April 22, 2008 -- The practice of cloud seeding to create rain, mitigate hail or even quell hurricanes is now on the road from science fiction to fact, said scientists at the meeting of the American Meteorological Society (AMS) and the Weather Modification Association (WMA) in Westminster, Colo. on Tuesday.
On the other hand, there is little hope that China's efforts to keep rain from falling on the Olympics will succeed, they said.
China has spent $100 million and employed 30,000 people in weather modification projects, but they are using old techniques from the 1960s and 1970s and have no way of evaluating whether their efforts are working, said Roelof Bruintjes of the National Center for Atmospheric Research, who recently visited China.
"Personally, I am very skeptical about what they claim they can do," said Bruintjes. But that's not the case worldwide, where more than 40 countries have projects underway to modify weather.
Doppler radar, advanced weather satellites and sophisticated weather models, combined with a lot of accidental, human-caused weather modification, make it finally possible to do the one thing that was virtually impossible in the past -- assess whether humans are having any effect on clouds. That's a big advance for a field that has seen a lot of hope, hype and often a desperate need for progress.

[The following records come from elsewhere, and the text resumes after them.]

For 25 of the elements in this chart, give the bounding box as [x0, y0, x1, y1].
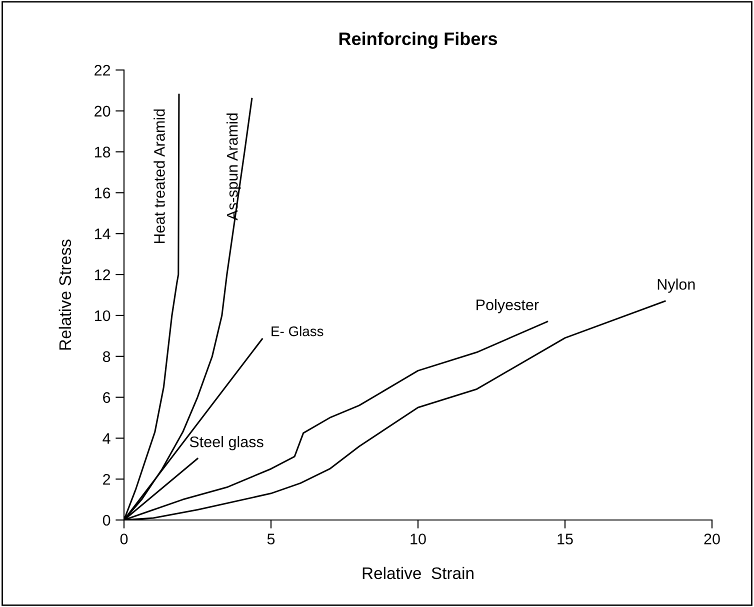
y-tick-label: 2	[103, 474, 110, 485]
y-tick-label: 20	[94, 106, 110, 117]
x-tick-label: 0	[120, 534, 128, 544]
x-tick-label: 5	[267, 534, 275, 544]
x-tick-label: 10	[410, 534, 426, 544]
series-label: Steel glass	[190, 436, 264, 450]
x-tick-label: 20	[704, 534, 720, 544]
chart-title: Reinforcing Fibers	[339, 32, 498, 49]
y-tick-label: 4	[102, 433, 110, 444]
y-tick-label: 12	[94, 269, 110, 280]
y-tick-label: 22	[94, 64, 110, 76]
y-axis-title: Relative Stress	[58, 240, 72, 350]
y-tick-label: 0	[102, 514, 110, 526]
series-label: Nylon	[658, 278, 695, 293]
text: Heat treated Aramid	[154, 109, 165, 244]
y-tick-label: 8	[102, 351, 110, 362]
x-axis-title: Relative Strain	[362, 566, 474, 580]
y-tick-label: 14	[94, 228, 110, 240]
series-label: E- Glass	[272, 326, 324, 336]
y-tick-label: 16	[94, 188, 110, 198]
y-tick-label: 6	[103, 392, 110, 403]
y-tick-label: 18	[94, 146, 110, 158]
y-tick-label: 10	[94, 310, 110, 322]
series-label: Polyester	[476, 299, 539, 314]
x-tick-label: 15	[558, 534, 573, 544]
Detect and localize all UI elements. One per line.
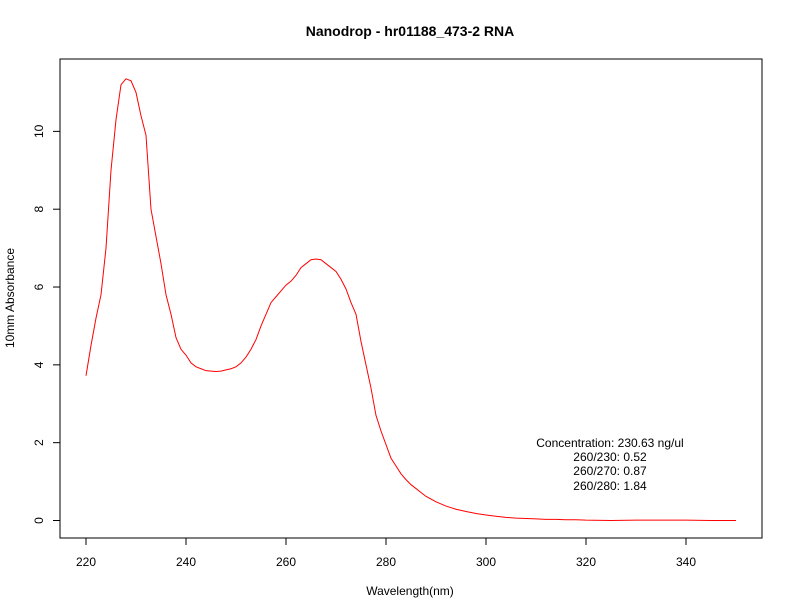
x-axis-label: Wavelength(nm) (366, 584, 454, 598)
x-tick-label: 340 (676, 555, 696, 569)
x-tick-label: 260 (276, 555, 296, 569)
y-tick-label: 6 (32, 283, 46, 290)
chart-title: Nanodrop - hr01188_473-2 RNA (306, 23, 515, 39)
x-tick-label: 320 (576, 555, 596, 569)
x-tick-label: 240 (176, 555, 196, 569)
concentration-text: Concentration: 230.63 ng/ul (536, 436, 683, 450)
x-tick-label: 280 (376, 555, 396, 569)
y-tick-label: 10 (32, 124, 46, 138)
ratio-260-280-text: 260/280: 1.84 (573, 479, 647, 493)
x-tick-label: 300 (476, 555, 496, 569)
y-tick-label: 8 (32, 206, 46, 213)
y-tick-label: 0 (32, 517, 46, 524)
y-tick-label: 2 (32, 439, 46, 446)
y-axis-label: 10mm Absorbance (3, 248, 17, 348)
ratio-260-230-text: 260/230: 0.52 (573, 450, 647, 464)
x-axis: 220 240 260 280 300 320 340 (76, 537, 696, 569)
plot-frame (59, 58, 763, 539)
x-tick-label: 220 (76, 555, 96, 569)
stats-annotation: Concentration: 230.63 ng/ul 260/230: 0.5… (536, 436, 683, 493)
ratio-260-270-text: 260/270: 0.87 (573, 464, 647, 478)
absorbance-series-line (85, 78, 736, 521)
y-tick-label: 4 (32, 361, 46, 368)
y-axis: 0 2 4 6 8 10 (32, 124, 61, 524)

"There was a lot of excitement in the 1950s," said Bruintjes. But without any information about what was happening inside the clouds, it was impossible to tell if a shot of silver iodide into a cloud was really forming rain, or not.

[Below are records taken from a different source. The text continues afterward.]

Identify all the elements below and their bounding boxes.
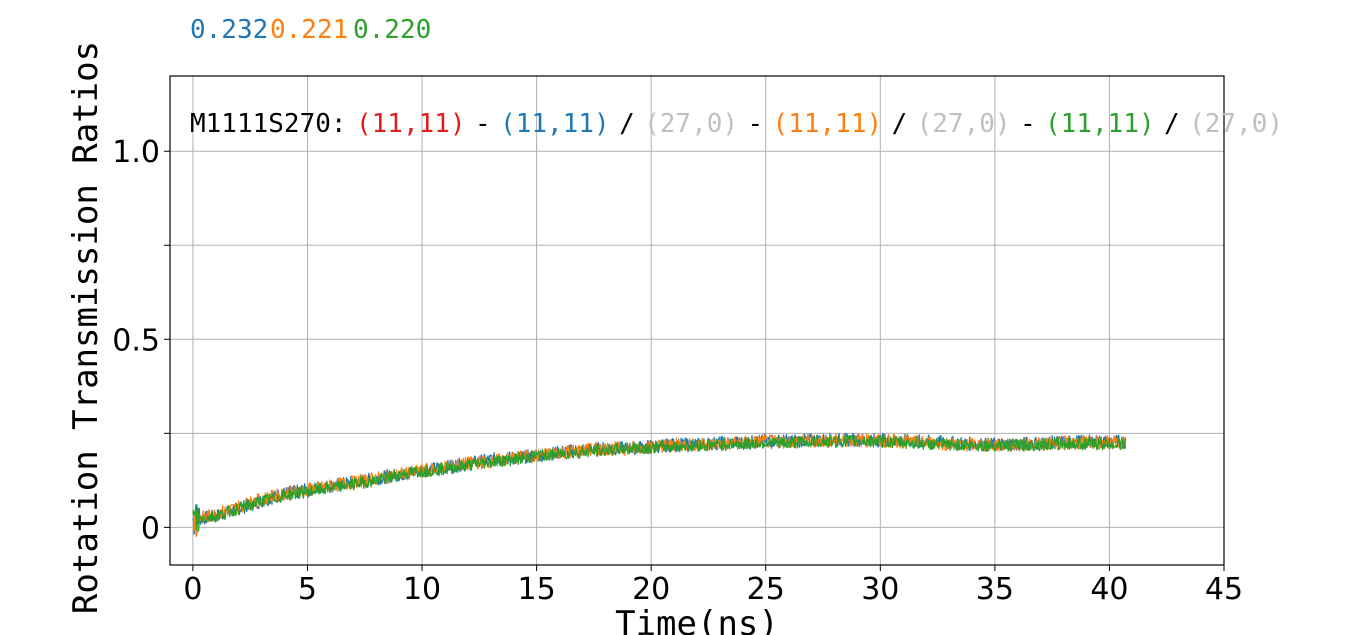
- x-tick-label: 40: [1090, 572, 1128, 607]
- x-tick-label: 45: [1205, 572, 1243, 607]
- series-layer: [192, 432, 1127, 538]
- y-tick-label: 0.5: [112, 323, 160, 358]
- annotation-segment: -: [747, 109, 763, 139]
- x-tick-label: 10: [403, 572, 441, 607]
- x-tick-label: 30: [861, 572, 899, 607]
- x-axis-label: Time(ns): [615, 604, 779, 635]
- y-tick-label: 1.0: [112, 135, 160, 170]
- annotation-segment: /: [619, 109, 635, 139]
- x-tick-label: 20: [632, 572, 670, 607]
- annotation-segment: (27,0): [1189, 109, 1283, 139]
- series-line-3: [192, 435, 1127, 532]
- annotation-segment: M1111S270:: [190, 109, 347, 139]
- top-value-2: 0.221: [270, 15, 348, 45]
- top-values: 0.232 0.221 0.220: [190, 15, 431, 45]
- x-tick-label: 0: [183, 572, 202, 607]
- ticks: 0 5 10 15 20 25 30 35 40 45 0 0.5 1.0: [112, 135, 1243, 607]
- annotation-segment: /: [892, 109, 908, 139]
- grid: [170, 76, 1225, 565]
- x-tick-label: 25: [747, 572, 785, 607]
- top-value-3: 0.220: [353, 15, 431, 45]
- y-tick-label: 0: [141, 511, 160, 546]
- plot-frame: [169, 75, 1225, 566]
- annotation-segment: -: [475, 109, 491, 139]
- x-tick-label: 5: [298, 572, 317, 607]
- annotation-segment: (11,11): [1045, 109, 1155, 139]
- y-axis-label: Rotation Transmission Ratios: [66, 41, 106, 614]
- annotation-segment: (11,11): [356, 109, 466, 139]
- x-tick-label: 15: [518, 572, 556, 607]
- annotation-segment: -: [1020, 109, 1036, 139]
- annotation-segment: (11,11): [773, 109, 883, 139]
- annotation: M1111S270: (11,11) - (11,11) / (27,0) - (11,11)…: [190, 109, 1283, 139]
- x-tick-label: 35: [976, 572, 1014, 607]
- annotation-segment: (27,0): [644, 109, 738, 139]
- annotation-segment: /: [1164, 109, 1180, 139]
- annotation-segment: (27,0): [917, 109, 1011, 139]
- top-value-1: 0.232: [190, 15, 268, 45]
- annotation-segment: (11,11): [500, 109, 610, 139]
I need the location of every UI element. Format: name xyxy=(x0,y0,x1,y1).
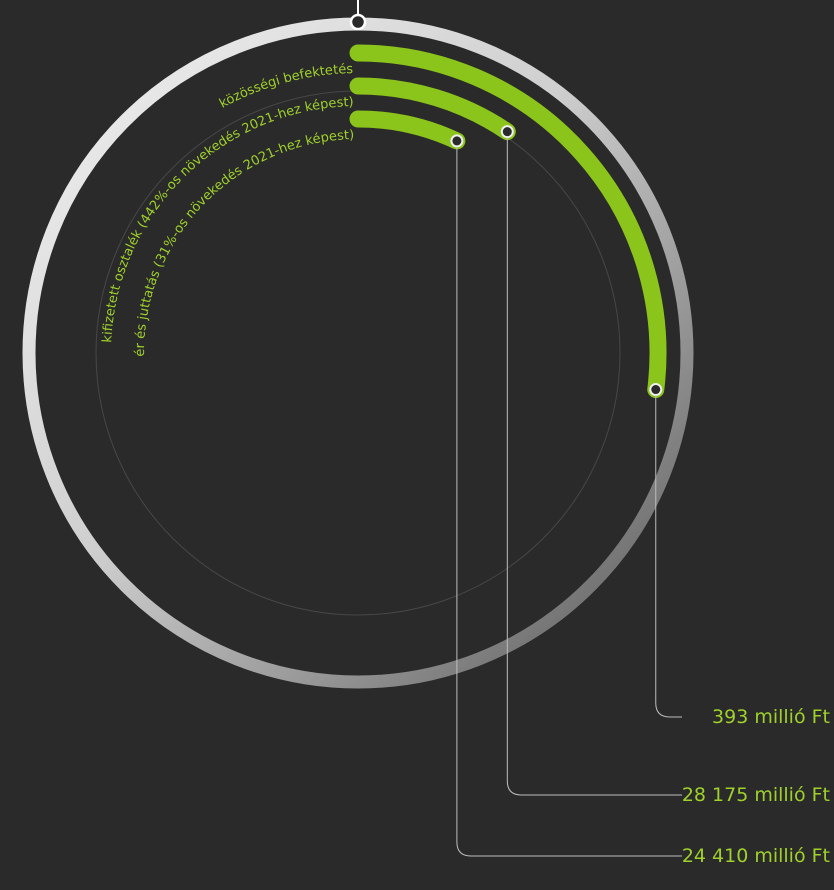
bar-end-marker-0 xyxy=(649,383,663,397)
bar-arc-2 xyxy=(349,110,466,150)
leader-line-2 xyxy=(456,146,682,857)
leader-line-1 xyxy=(506,137,682,796)
top-connector-dot xyxy=(349,13,367,31)
leader-line-0 xyxy=(655,395,682,718)
bar-layer xyxy=(349,44,667,399)
bar-arc-0 xyxy=(349,44,667,399)
inner-guide-ring xyxy=(95,90,621,616)
value-label-2: 24 410 millió Ft xyxy=(682,845,830,867)
bar-end-marker-2 xyxy=(450,134,464,148)
bar-end-marker-1 xyxy=(500,125,514,139)
value-label-0: 393 millió Ft xyxy=(712,706,830,728)
value-label-layer: 393 millió Ft 28 175 millió Ft 24 410 mill… xyxy=(682,706,830,867)
leader-layer xyxy=(456,137,682,857)
value-label-1: 28 175 millió Ft xyxy=(682,784,830,806)
bar-arc-1 xyxy=(349,77,516,141)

What's more, said Bruintjes, a cloud-seeding technique that might appear to work one day might not work on another day, from season to season, or from place to place. This made it very hard to move ahead with any genuine science of weather modification.
Now, however, it's possible to see changes on the order of 10 to 15 percent in rain or snowfall when silver iodide is used to stimulate rain formation or when special salts are used to increase the size of existing raindrops.
These are the only two cloud-seeding techniques with any scientific backing, Bruintjes said.
It's also getting easier to see how air pollution particles, called aerosols, and urban heat are modifying the weather, said Joe Golden, senior researcher for the National Oceanic and Atmospheric Administration's Earth System Science Laboratory.
"This pollution in regions that depend on uplift of air (over mountains) for precipitation...has caused a systematic decrease in snow packs," said Golden. This applies to Colorado, but even more critically to California, where tens of millions of people depend on the slow melting of the Sierra Nevada snow pack for their summer water supply, he said.
Urban heat has also been linked to an increase in cloud-to-ground lightning strikes in Houston, Golden said.
"These are two examples of human-caused effects on weather that concern us," said Golden. So much so that he and other scientists are beginning to collaborate with the U.S. Department of Homeland Security to see if there may be ways to modify weather -- especially hurricanes -- that decrease hazards, he said.
A similar effort, called Project StormFury, was started in the 1960s, but suffered from a lack of data.
"Now we have much better observing tools for looking at hurricanes," said Joe Golden.
That said, the primary reason for cloud seeding worldwide hasn't changed much since the 1950s: to make water fall on thirsty ground, explained Arlen Huggins of Nevada's Desert Research Institute. And there's only so much you can do.
"Cloud seeding is not a drought-busting tool," agreed Bruintjes. "We cannot make clouds; we cannot chase away clouds."